The program's 2016 goal of reducing total system demand and system peak demand both by 0.5 percent from the 2009 levels falls far short, for example, of Ohio-mandated reductions of more than 4 percent FirstEnergy companies are meeting over the same period.

The program got up and running on Feb. 1, 2012, in West Virginia and has two parts.

A residential low-income program replaces light bulbs, faucet aerators and shower heads in low-income homes — those within 200 percent of the federal poverty level — and also incentivizes refrigerator replacement for those who qualify and offers partial energy audits. A non-residential program rebates high-efficiency lighting for commercial, industrial and government customers.

The first year of the program fell a little short of its goals.

The residential low-income segment came fairly close. Its 730 participants represented 94 percent of the 2012 goal of 773. The energy savings of 609 megawatt-hours came to 71 percent of the goal of 853 MWh.

The non-residential segment fared worse.

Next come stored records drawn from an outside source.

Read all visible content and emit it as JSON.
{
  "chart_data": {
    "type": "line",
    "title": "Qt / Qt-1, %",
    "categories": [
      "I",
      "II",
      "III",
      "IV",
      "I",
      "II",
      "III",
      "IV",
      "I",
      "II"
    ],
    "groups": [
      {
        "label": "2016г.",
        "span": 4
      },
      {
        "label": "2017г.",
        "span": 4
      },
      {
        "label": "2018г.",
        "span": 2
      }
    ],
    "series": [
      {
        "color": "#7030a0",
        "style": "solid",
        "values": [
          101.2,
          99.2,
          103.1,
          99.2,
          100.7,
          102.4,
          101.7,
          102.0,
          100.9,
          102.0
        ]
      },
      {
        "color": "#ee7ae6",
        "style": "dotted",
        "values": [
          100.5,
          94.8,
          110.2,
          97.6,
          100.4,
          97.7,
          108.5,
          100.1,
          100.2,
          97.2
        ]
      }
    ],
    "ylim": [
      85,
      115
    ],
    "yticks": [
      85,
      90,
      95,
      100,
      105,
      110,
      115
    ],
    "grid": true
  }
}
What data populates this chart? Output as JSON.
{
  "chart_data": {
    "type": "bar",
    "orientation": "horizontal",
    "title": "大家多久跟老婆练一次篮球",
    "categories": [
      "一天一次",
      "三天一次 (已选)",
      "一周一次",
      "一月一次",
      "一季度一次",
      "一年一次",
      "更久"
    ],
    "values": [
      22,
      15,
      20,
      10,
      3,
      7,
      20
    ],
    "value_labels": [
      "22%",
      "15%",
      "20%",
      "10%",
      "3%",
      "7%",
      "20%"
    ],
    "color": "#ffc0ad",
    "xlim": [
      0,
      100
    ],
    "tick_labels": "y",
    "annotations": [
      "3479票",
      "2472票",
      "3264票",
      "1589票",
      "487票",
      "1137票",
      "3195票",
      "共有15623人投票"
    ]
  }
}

Participation of 27 customers amounted to just 5 percent of the goal of 532, although energy savings of 3.074 MWh was 43 percent of the targeted 7,170 MWh.

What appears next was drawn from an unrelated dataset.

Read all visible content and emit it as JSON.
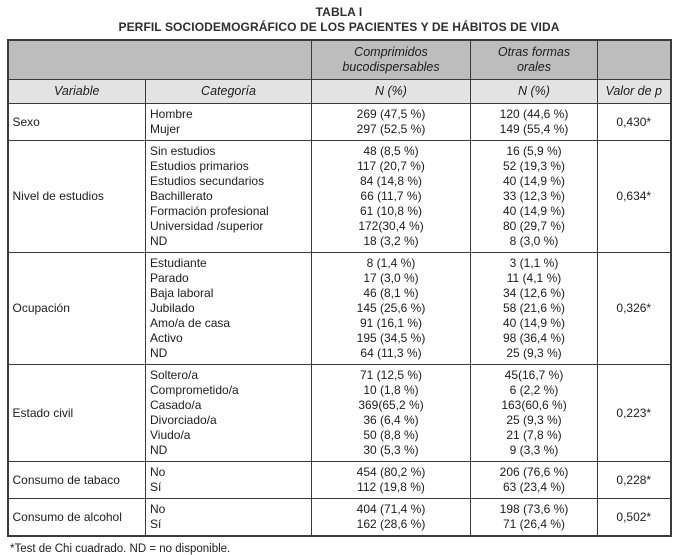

All told, the companies saved a verified net 2,938 MWh of energy, taking about 0.4 megawatts off of system demand, in the Phase I program's first 11 months, according to an evaluation prepared by ADM Associates of California and submitted with the filing.

For comparison, second-year energy efficiency programs offered in 2012 by Appalachian Power and Wheeling Power, which serve fewer customers in West Virginia, saved, according to preliminary figures, 66,000 MWh, taking about 8 MW off of the need for generation capacity.

Such programs typically need a ramp-up period, said FE spokesman Todd Meyers.

"This is something we've noticed in Pennsylvania, Maryland — any other state where we offer energy efficiency programs," Meyers said. "It takes a while to get the word out to contractors, get everybody up to speed on the details. You need to build customer awareness — although the programs were implemented last February, that doesn't mean everybody on the first day was prepared to take advantage of the programs."

He did acknowledge that the goals the program fell short of in 2012 were not a simple one-fifth of the five-year goals, but rather were based on experience with other programs.

Still, he said, the company is confident it's on track for 2016.

About 90 percent of the planned savings are in the non-residential lighting part of the program, and commercial and industrial customers often can't take advantage of a rebate program until their next budget cycle rolls around, he pointed out.

"There are more projects in the pipeline now," he said.

When the commission approved the FirstEnergy companies' Phase I program, it noted that the proposal missed some of the "low-hanging fruit" — for example, subsidies encouraging customers to purchase compact fluorescent bulbs, such as the program in place by the AEP companies.

The commission asked FirstEnergy to submit by September 2013 a proposal for a Phase II program.

The annual report may be downloaded from the PSC website.